Our failure to abolish graft and corruption mirrors these conditions. We have not been lacking in high-mindedness. The 1987 Constitution devotes a whole article to the accountability of public officers. Section 1 of Art. 11 is emphatic: “Public office is a public trust.  Public officers and employees must at all times be accountable to the people, serve them with utmost responsibility, integrity, loyalty, and efficiency, act with patriotism and justice, and lead modest lives.”

These are progressive values practiced in modern societies, where public office is won either by honest election or by appointment based on merit.  Where public office is treated not as a lucrative position but as a vocation, not as a means for advancing private interests but as an instrument for achieving the public good, not as the exclusive right of a few wealthy and well-connected families but as a privilege open to every citizen.

Such public values are difficult to enforce in a society where the masses of the people are poor and dependent on the power, protection and patronage of the few.  The problem of graft and corruption is rooted in the very nature of our political and economic system.  The values we denounce as the driving force of graft and corruption are the same ones that build solidarity in traditional societies like ours.  Today we are compelled to re-examine these values because they clash with the requirements of  modern nationhood and with the rules of participation in a complex world economy.
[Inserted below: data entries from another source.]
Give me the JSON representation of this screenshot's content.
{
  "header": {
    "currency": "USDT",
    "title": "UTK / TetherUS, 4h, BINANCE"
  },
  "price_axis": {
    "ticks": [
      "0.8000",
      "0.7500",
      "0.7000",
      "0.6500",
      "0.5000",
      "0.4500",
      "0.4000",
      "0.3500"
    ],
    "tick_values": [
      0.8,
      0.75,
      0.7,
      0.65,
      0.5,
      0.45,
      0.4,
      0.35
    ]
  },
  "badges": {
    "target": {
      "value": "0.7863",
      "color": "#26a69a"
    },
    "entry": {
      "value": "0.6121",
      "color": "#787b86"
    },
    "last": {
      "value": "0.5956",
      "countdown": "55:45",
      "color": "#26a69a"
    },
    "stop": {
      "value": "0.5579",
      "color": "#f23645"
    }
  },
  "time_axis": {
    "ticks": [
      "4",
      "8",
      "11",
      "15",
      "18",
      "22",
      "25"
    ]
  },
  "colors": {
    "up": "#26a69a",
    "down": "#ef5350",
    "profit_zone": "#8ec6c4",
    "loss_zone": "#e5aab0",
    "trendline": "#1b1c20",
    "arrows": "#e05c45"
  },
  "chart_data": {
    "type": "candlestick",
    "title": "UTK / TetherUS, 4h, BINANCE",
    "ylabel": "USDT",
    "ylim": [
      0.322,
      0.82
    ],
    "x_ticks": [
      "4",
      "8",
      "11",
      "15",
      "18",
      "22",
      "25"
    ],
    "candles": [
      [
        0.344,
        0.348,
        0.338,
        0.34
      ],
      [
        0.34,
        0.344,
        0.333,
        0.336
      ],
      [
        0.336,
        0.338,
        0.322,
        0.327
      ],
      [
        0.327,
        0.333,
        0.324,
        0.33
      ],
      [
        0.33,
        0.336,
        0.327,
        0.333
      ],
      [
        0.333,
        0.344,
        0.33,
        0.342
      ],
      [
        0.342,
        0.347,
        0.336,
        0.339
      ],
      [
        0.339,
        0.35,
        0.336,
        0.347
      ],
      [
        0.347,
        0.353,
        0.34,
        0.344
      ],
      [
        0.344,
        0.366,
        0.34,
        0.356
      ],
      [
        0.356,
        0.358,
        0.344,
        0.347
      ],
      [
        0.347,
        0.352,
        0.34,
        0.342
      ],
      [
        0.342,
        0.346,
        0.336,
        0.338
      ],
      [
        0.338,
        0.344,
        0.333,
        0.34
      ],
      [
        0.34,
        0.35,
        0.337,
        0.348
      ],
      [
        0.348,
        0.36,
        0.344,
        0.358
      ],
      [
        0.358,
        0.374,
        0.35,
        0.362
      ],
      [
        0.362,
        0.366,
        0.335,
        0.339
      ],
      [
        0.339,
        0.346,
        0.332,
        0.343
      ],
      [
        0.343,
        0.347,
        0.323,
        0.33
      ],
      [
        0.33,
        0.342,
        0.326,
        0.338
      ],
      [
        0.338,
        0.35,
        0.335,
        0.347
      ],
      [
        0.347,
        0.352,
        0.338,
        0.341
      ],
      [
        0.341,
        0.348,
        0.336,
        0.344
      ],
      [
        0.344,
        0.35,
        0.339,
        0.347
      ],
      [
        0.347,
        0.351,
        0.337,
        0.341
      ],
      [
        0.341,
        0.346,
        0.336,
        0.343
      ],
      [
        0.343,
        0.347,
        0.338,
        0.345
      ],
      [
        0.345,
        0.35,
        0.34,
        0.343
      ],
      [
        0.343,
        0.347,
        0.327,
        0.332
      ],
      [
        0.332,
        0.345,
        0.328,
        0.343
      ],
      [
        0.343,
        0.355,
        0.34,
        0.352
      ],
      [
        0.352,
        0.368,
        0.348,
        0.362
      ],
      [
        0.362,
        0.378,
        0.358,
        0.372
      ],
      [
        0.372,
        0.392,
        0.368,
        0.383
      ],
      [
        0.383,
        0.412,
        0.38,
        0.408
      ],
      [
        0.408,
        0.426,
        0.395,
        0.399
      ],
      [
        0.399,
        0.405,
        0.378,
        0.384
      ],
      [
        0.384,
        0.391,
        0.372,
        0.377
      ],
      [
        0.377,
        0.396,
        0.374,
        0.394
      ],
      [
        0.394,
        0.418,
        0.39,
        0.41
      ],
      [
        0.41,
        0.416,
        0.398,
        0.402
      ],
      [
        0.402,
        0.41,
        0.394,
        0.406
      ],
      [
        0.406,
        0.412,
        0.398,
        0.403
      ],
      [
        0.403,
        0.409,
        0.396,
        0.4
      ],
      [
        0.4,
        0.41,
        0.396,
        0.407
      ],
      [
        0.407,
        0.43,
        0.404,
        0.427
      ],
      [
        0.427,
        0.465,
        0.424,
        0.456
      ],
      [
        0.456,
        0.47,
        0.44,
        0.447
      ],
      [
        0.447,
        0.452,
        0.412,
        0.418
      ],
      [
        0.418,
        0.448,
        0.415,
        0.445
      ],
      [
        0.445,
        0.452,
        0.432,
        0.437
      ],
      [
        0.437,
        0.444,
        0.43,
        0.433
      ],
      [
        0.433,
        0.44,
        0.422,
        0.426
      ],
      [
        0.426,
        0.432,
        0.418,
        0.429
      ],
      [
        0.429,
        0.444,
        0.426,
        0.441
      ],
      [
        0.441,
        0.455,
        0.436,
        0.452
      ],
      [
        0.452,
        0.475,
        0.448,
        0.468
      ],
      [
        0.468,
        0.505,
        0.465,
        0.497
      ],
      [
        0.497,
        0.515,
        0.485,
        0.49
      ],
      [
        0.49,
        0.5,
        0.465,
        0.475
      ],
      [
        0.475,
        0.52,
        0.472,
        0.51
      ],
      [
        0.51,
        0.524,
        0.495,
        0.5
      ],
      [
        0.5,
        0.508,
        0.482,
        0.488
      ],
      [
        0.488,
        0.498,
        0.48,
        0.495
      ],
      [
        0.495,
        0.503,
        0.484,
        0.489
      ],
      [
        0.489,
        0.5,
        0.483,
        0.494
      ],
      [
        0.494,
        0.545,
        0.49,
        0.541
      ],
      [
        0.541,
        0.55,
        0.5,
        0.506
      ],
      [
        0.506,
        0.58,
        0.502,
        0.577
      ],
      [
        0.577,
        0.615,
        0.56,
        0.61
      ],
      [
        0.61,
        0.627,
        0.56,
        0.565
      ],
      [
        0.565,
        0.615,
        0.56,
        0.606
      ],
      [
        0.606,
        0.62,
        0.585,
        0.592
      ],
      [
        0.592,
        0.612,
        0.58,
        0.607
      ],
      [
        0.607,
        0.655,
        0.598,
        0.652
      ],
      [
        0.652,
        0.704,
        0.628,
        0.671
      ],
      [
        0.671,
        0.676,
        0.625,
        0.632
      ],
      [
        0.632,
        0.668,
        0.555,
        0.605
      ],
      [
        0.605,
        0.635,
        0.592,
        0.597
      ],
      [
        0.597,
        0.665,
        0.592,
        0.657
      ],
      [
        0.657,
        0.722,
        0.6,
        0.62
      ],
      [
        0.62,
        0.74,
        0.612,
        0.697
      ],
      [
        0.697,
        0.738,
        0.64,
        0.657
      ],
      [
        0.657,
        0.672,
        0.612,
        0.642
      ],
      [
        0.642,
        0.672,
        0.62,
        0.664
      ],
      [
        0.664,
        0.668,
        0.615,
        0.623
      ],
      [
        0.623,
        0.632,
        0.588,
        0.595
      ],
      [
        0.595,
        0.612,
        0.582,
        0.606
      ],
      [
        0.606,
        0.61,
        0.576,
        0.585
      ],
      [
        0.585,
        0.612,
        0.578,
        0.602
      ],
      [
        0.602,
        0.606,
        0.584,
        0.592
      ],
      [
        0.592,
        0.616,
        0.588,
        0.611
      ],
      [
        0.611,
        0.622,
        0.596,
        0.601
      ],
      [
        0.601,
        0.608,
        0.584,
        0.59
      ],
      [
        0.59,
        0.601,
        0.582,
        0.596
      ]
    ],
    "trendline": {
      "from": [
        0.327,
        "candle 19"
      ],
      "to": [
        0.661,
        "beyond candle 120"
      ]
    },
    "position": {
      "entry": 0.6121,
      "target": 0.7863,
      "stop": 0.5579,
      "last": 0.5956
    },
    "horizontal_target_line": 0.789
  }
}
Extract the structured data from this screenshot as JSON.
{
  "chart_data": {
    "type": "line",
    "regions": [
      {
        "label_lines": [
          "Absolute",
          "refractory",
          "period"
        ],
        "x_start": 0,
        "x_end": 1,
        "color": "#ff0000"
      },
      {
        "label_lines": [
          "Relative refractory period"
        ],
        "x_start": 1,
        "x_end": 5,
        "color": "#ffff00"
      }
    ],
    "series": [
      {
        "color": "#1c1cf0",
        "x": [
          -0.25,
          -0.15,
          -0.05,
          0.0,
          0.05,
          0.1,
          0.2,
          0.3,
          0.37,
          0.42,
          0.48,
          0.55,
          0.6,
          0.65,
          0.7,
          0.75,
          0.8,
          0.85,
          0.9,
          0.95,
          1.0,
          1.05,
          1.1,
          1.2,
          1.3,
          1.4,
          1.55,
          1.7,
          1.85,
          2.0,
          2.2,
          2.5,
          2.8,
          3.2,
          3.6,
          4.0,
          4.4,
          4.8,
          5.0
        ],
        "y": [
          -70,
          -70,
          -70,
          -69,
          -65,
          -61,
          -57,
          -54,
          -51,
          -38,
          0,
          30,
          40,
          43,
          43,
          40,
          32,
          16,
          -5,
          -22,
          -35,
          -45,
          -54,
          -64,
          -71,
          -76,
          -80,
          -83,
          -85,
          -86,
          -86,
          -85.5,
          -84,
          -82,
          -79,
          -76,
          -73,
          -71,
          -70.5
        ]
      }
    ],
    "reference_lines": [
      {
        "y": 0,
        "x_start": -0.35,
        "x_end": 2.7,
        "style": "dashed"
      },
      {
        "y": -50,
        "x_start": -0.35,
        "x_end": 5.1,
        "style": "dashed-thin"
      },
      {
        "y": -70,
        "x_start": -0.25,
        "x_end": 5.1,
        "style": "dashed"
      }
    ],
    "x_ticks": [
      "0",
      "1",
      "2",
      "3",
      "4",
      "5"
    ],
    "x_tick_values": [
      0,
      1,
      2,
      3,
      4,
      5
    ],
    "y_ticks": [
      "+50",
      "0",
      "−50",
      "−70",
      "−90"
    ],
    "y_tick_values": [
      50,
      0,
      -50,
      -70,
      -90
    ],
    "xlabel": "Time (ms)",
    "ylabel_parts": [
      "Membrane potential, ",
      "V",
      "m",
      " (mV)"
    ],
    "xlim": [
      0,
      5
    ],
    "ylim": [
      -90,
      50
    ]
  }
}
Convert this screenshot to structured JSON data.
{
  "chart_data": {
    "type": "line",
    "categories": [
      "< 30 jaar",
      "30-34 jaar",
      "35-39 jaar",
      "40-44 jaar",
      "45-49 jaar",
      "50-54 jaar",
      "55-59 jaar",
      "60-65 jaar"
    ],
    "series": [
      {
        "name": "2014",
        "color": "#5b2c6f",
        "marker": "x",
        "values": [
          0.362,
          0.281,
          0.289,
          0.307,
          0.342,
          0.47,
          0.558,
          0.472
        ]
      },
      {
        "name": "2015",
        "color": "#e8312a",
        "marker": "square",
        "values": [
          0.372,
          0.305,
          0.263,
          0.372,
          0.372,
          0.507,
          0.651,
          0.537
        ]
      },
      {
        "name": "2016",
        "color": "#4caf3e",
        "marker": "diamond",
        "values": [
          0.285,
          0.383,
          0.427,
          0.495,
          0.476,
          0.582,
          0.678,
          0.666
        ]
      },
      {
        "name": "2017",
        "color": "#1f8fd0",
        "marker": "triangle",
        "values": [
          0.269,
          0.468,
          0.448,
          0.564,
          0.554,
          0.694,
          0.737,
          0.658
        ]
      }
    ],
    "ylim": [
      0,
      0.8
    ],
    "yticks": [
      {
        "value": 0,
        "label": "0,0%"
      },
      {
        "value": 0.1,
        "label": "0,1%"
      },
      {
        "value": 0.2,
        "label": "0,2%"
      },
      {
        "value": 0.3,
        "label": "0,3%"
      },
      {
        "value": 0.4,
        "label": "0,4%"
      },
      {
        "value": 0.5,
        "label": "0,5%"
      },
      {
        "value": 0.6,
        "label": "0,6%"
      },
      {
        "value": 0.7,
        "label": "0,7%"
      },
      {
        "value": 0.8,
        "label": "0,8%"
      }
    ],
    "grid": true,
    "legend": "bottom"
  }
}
A values commission, if it is not to be a vacuous creation, should not begin by prescribing and promoting values.  Rather it should be investigating those operative values that actually lie behind the different practices of our public life.  It should be asking why these practices and institutional patterns persist, and who benefits from them. Only when we have come to terms with graft and corruption not so much as a violation of values but rather as the direct result of a parallel set of values now increasingly obsolete can we take the first step toward freeing our society from its grip.